John Hempton co-founder of the Sydney, Australia-based Bronte Capital hedge fund, wrote in a blog post Thursday that GE’s 14.7% average profit margin in recent years was in line with the returns of its industrial peers, not ‘too good to be true’ as Markopolos alleges.
‘GE remains the unequivocal leader’ in medical imaging and jet engines and its currently depressed profit margin will likely rebound, he wrote, adding, ‘Harry’s report is silly. The market should ignore it.’
GE’s full statement in response to allegations of accounting fraud
‘The claims made by Mr. Markopolos are meritless. The Company has never met, spoken to or had contact with Mr. Markopolos, and we are extremely disappointed that an individual with no direct knowledge of GE would choose to make such serious and unsubstantiated claims. GE operates at the highest level of integrity and stands behind its financial reporting. We remain focused on running our businesses every day, following the strategic path we have laid out.
‘Mr. Markopolos openly acknowledges that he is compensated by unnamed hedge funds. Such funds are financially motivated to attempt to generate short selling in a company’s stock to create unnecessary volatility. The report states that his company ‘entered into an agreement with a third-party entity to review an advanced copy of the Report in exchange for later-provided compensation….those positions taken by the third-party entity are designed to generate profits should the price of GE securities decrease’ and ‘members of the Company are personally in possession of securities, derivatives, and/or other financial instruments of, and/or relating to, GE, which may generate profits should the price of GE securities decrease.’
Addressing Mr. Markopolos’ allegations:
· GE Insurance: We believe that our current reserves are well-supported for our portfolio characteristics, and we undertake rigorous reserve adequacy testing every year. The future implementation of the GAAP insurance accounting standard does not align GAAP and statutory reserves as Mr. Markopolos alleges, but rather will be dependent on a number of variables that will not affect statutory accounting, which drives our funding requirements.

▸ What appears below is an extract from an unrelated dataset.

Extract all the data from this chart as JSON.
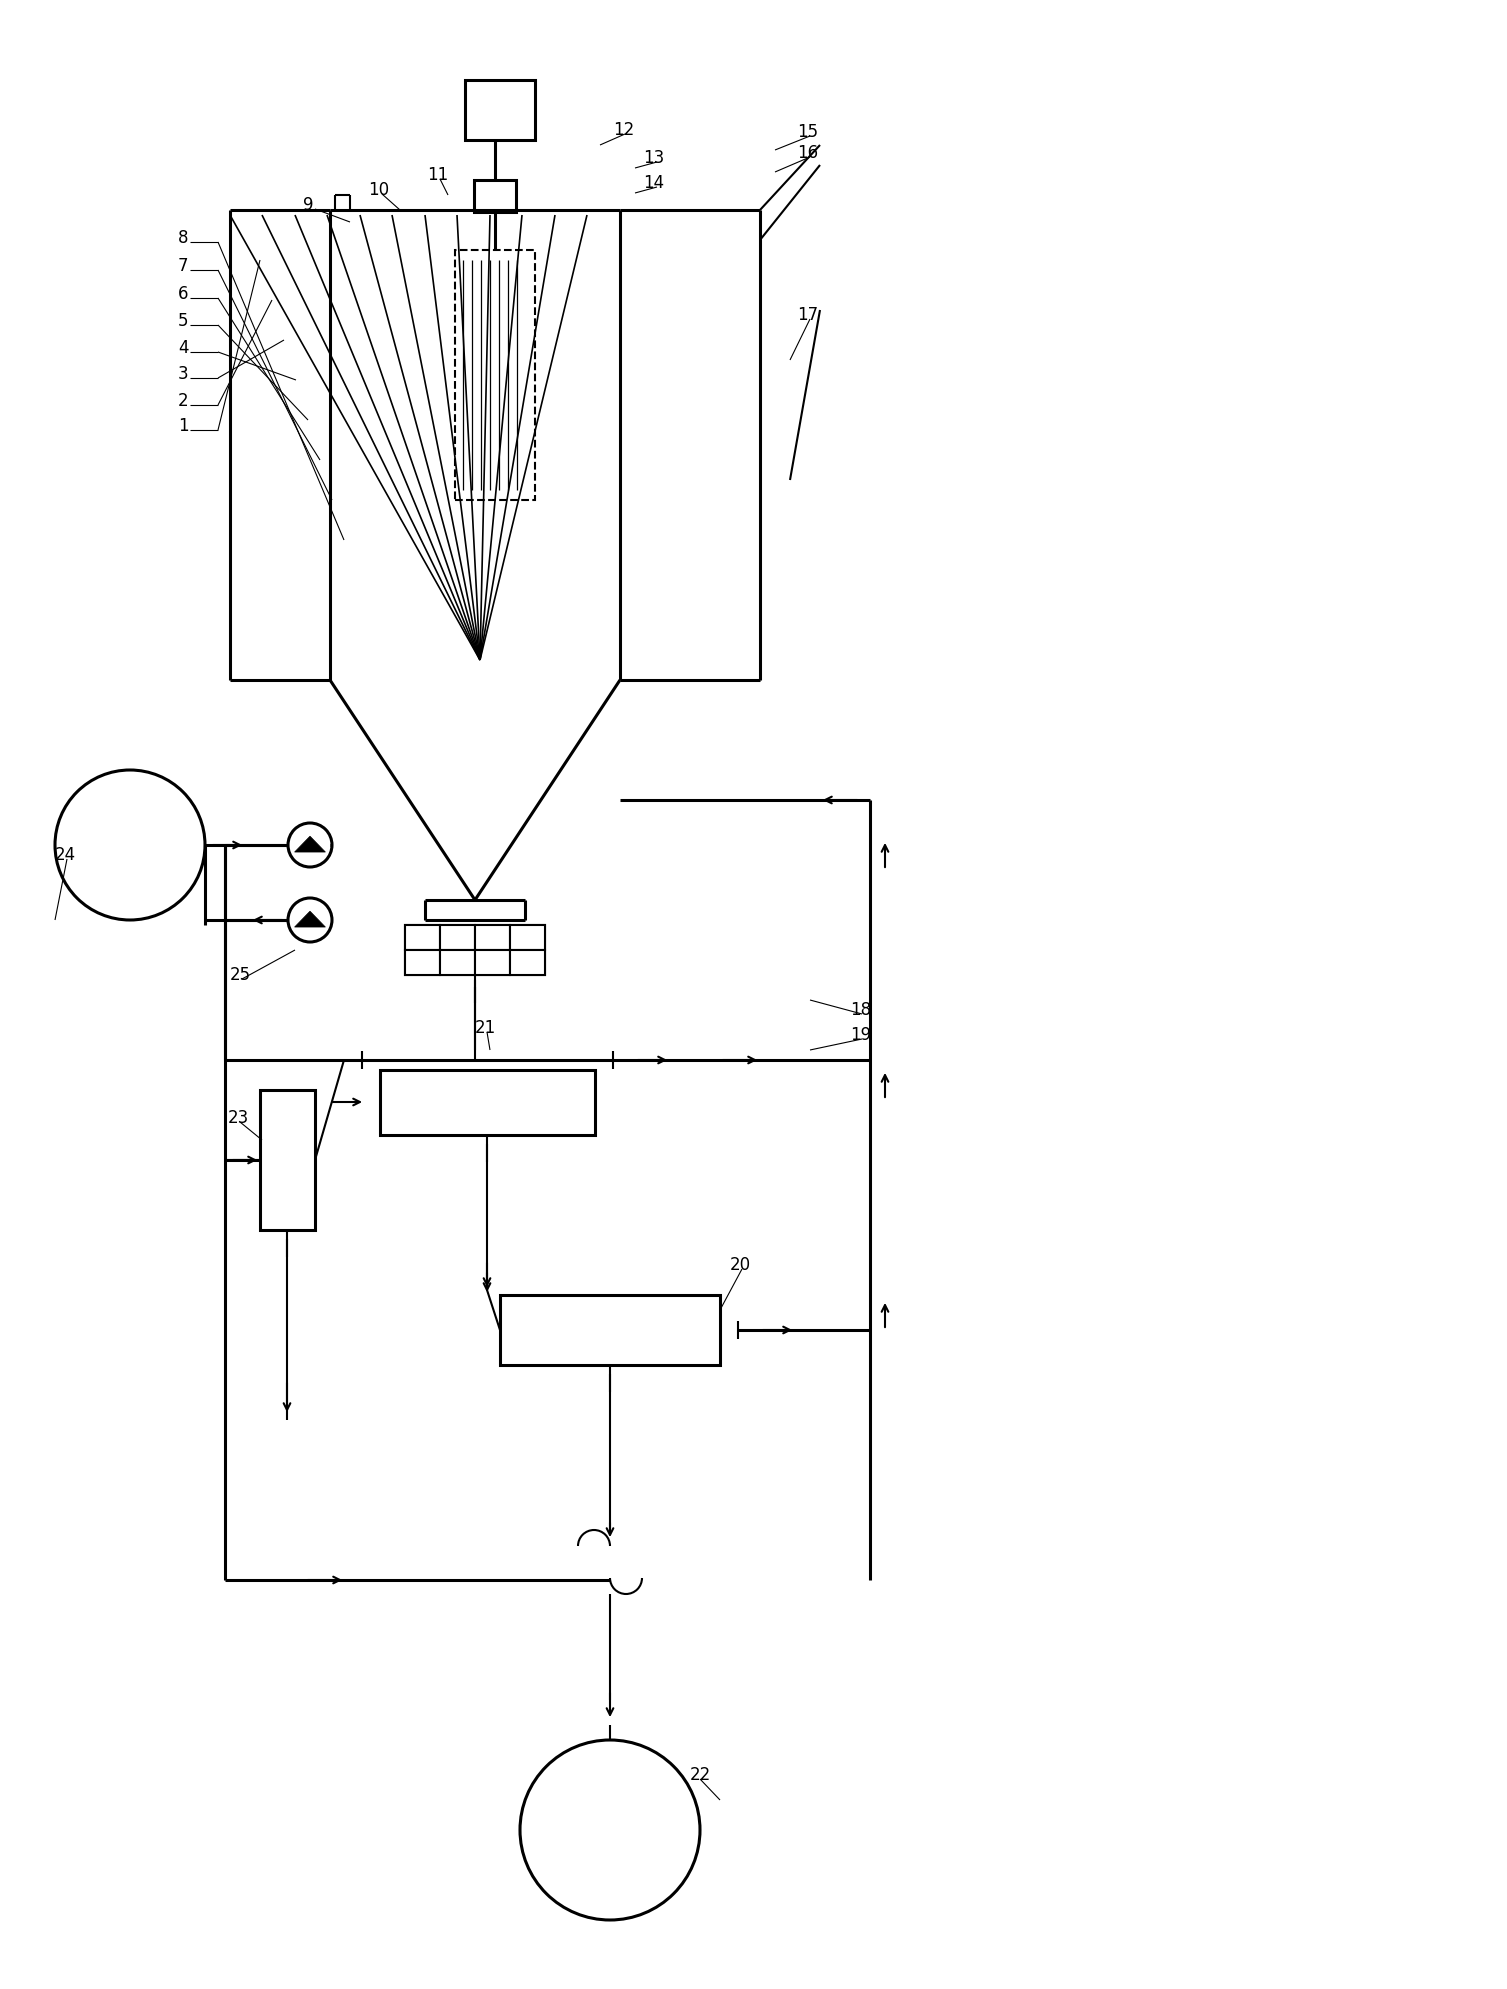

· BHGE accounting: As a majority shareholder of BHGE, we are required to report BHGE on a consolidated basis under U.S. GAAP, contrary to what Mr. Markopolos alleges. Further, consolidation of BHGE by GE includes additional disclosure of BHGE’s results made through BHGE segment results reporting in the notes to GE’s consolidated financial statements. BHGE is also a stand-alone SEC registrant with its own separate SEC filings under Form 10-Q and 10-K as a separate company. In the most recent 10Q, GE disclosed the loss upon deconsolidation of BHGE from a sale of our interest (taking us below our current majority position) would be approximately $7.4B as of July 26, 2019.
· GE’s liquidity: Contrary to Mr. Markopolos’ allegations, GE continues to maintain a strong liquidity position, committed credit lines, and several executable options to monetize assets. The Company ended the second quarter with $16.9B of Industrial Cash excluding BHGE, $12.5B of liquidity at GE Capital and access to $35B of credit facilities. As it relates to GE’s leverage targets, as the Company has previously stated during 2Q earnings, it expects to make significant progress towards these goals by the end of 2020.